Background: Immature motility of the ileum may contribute to life-threatening diseases. Little is known about the normal biomechanics of the neonatal ileum in relation to the protein composition of its contractile machinery.
Methods: We analyzed the tissue architecture, the biomechanics in intact and β-escin-permeabilized preparations, and the protein composition in neonatal (P0) and adult murine ileum.

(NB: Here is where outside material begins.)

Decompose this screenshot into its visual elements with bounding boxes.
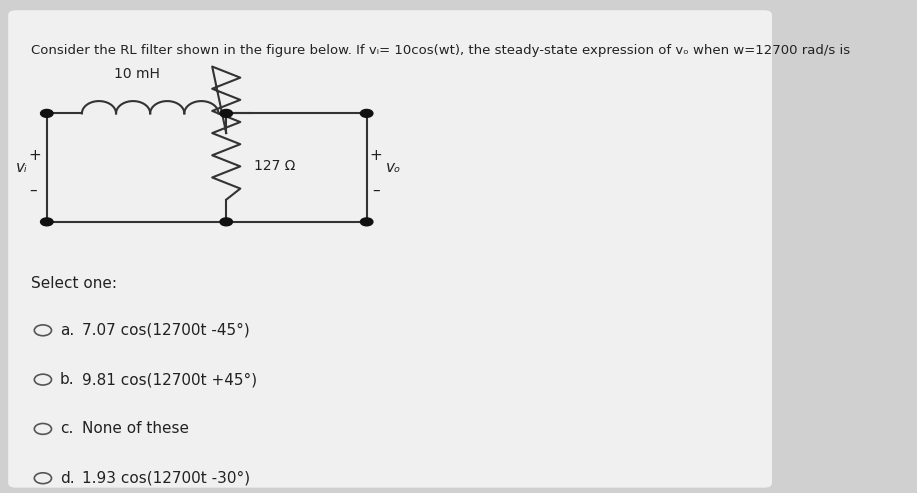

Results: Muscle thickness of the P0 ileum was -50% of the adult ileum and passive compliance was higher. Carbachol- and KCl-elicited contractions were tonic rather than phasic as in the adult. Ca(2+) sensitivity was higher and relaxation rate was slower in β-escin-permeabilized P0 compared with adult ileum. The expression level of β-actin relative to α-actin was higher, and those of total actin, myosin, myosin light chain kinase, the catalytic subunit of myosin phosphatase and telokin were lower compared with the adult. The expression level of MYPT1 was similar, but P0 ileum expressed only the M133; the adult ileum also expressed the M130 isoform.
Conclusion: The mechanical features and protein composition of the P0 ileum are similar to those of adult tonic smooth muscles. We propose that this is highly adaptive during fetal life allowing the small intestine to act predominantly as a container.